James P. Flynn, Managing Director of the Firm and Member in the Litigation and Employment, Labor & Workforce Management practices, in the firm’s Newark office, authored an article in ILN IP Insider, titled “The Paraskavedekatriaphobia Precedent: Why Friday the 13th Decision Raises Fear of Slashing Long-Held Copyrights.”

Following is an excerpt:

Admittedly, the second word in that title is a mouthful—but Paraskavedekatriaphobia is a real word, with an etymology and definition.  It even has a synonym, friggatriskaidekaphobia.  Each means “fear of Friday the 13th.”    Though I am tempted to write this October piece about Halloween (whether it is the day or the movies by that name, including one out again this season), I cut over instead to a different set of haunts and howls caught on film.  (But I will pause along the way to note that the Seuss/Star Trek mash-up case about which I have written before has recently settled, which I had to mention, of course.)

Fear of a weekend kicking off a baker’s dozen (or perhaps in this post more fittingly, to take another movie’s name, a “Devil’s Dozen”) days into the month is a phobia upon which the well-known 1980 horror film Friday The 13th played.  That film started a forty-plus-year, multi-film “iconic horror movie franchise,” as Dan Grant notes.  And, in part, the central conceit of the film rested in, and was reflected by, the equally, now archetypal, famous last scene of the first 1980 film:

“’Jason’ …emerges from the depths of the lake as a disfigured child, and reaches out of the water to pull one of the main protagonists into the lake.”–Horror Inc. et al v. Victor Miller (hereafter at times “Op.”) (2d Cir. 2021), at 7-8.

“[T]he music is serene and reassuring, the lake is calm, the weather is beautiful and everything seems like it’s going to be okay for the poor girl after her horrific ordeal.  And then a corpse filled with seaweed and mucus, emerges from the lake to take Alice down with him…It’s one of the most unexpected and terrifying moments of the entire Friday the 13th franchise.” –Dan Grant, The 13 Greatest Moments In The “Friday The 13th” Movies.

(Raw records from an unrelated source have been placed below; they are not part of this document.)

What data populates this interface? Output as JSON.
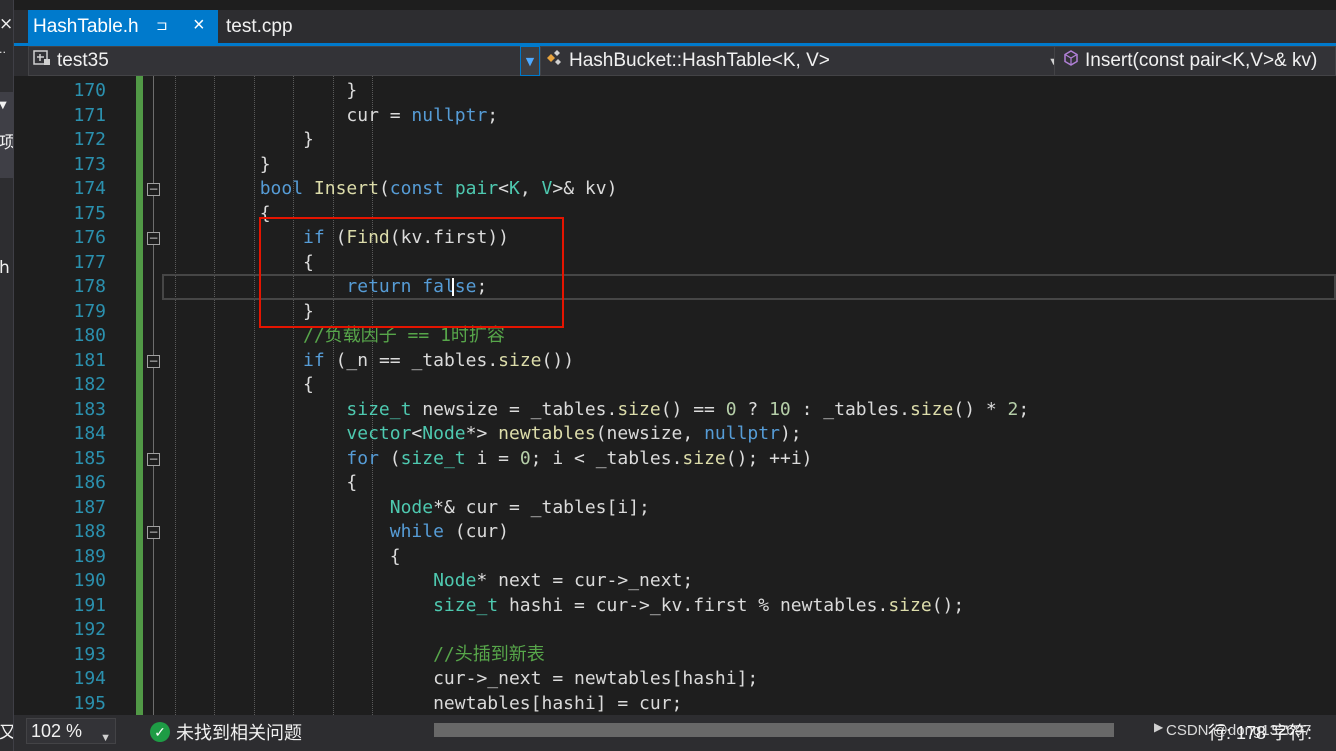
{
  "left_panel": {
    "glyphs": [
      "×",
      "··",
      "项",
      "h",
      "又"
    ]
  },
  "tabs": [
    {
      "label": "HashTable.h",
      "active": true,
      "pinned": true,
      "close": "×",
      "pin": "⊐"
    },
    {
      "label": "test.cpp",
      "active": false
    }
  ],
  "nav": {
    "project": "test35",
    "class_scope": "HashBucket::HashTable<K, V>",
    "member": "Insert(const pair<K,V>& kv)"
  },
  "editor": {
    "line_numbers": [
      "170",
      "171",
      "172",
      "173",
      "174",
      "175",
      "176",
      "177",
      "178",
      "179",
      "180",
      "181",
      "182",
      "183",
      "184",
      "185",
      "186",
      "187",
      "188",
      "189",
      "190",
      "191",
      "192",
      "193",
      "194",
      "195"
    ],
    "lines": [
      "                }",
      "                cur = nullptr;",
      "            }",
      "        }",
      "        bool Insert(const pair<K, V>& kv)",
      "        {",
      "            if (Find(kv.first))",
      "            {",
      "                return false;",
      "            }",
      "            //负载因子 == 1时扩容",
      "            if (_n == _tables.size())",
      "            {",
      "                size_t newsize = _tables.size() == 0 ? 10 : _tables.size() * 2;",
      "                vector<Node*> newtables(newsize, nullptr);",
      "                for (size_t i = 0; i < _tables.size(); ++i)",
      "                {",
      "                    Node*& cur = _tables[i];",
      "                    while (cur)",
      "                    {",
      "                        Node* next = cur->_next;",
      "                        size_t hashi = cur->_kv.first % newtables.size();",
      "",
      "                        //头插到新表",
      "                        cur->_next = newtables[hashi];",
      "                        newtables[hashi] = cur;"
    ],
    "fold_markers": [
      "174",
      "176",
      "181",
      "185",
      "188"
    ],
    "current_line": "178",
    "highlighted_lines": [
      "176",
      "179"
    ]
  },
  "status": {
    "zoom": "102 %",
    "issues": "未找到相关问题",
    "issues_icon": "check-circle-icon",
    "line_col": "行: 178    字符:",
    "watermark": "CSDN @dong132697"
  },
  "colors": {
    "accent": "#007acc",
    "highlight_box": "#e51400",
    "line_number": "#2b91af",
    "keyword": "#569cd6",
    "type": "#4ec9b0",
    "comment": "#57a64a"
  }
}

It is a defining scene included in Dan Grant’s list of greatest moments, in part, because it was so unexpected and jarring.  Yet it foretold so well the predictable retellings, sequels, and possibilities to follow—no matter how well the fight had been fought and how well the protagonists had defended themselves, Jason could come out of the lake.

But the scene is in many ways also, now, not only iconic but ironic.  This scene was suggested (and indeed demanded) by someone who got no writing credit on the film and was accorded no copyright rights as an author. Op. at 7-8, 28-29. Nevertheless, that scene is now a fitting metaphor depicting how screenwriter Victor Miller has emerged from beneath, and behind, the scenes to claw back copyright rights over the decades-old franchise and its intricate ever-evolving story.  This post, therefore, analyzes the September 30, 2021 decision of the United States Court of Appeals in Horror Inc. et al v. Victor Miller, explains why there should be some fear of “the Friday the 13th precedent,” and how perhaps to combat those fears.  Though the exact origins of the general fear of Friday the 13th are unclear at best (with a few common, interesting theories), the legal story in the United States and a few other countries have a clear, if underpublicized, origin.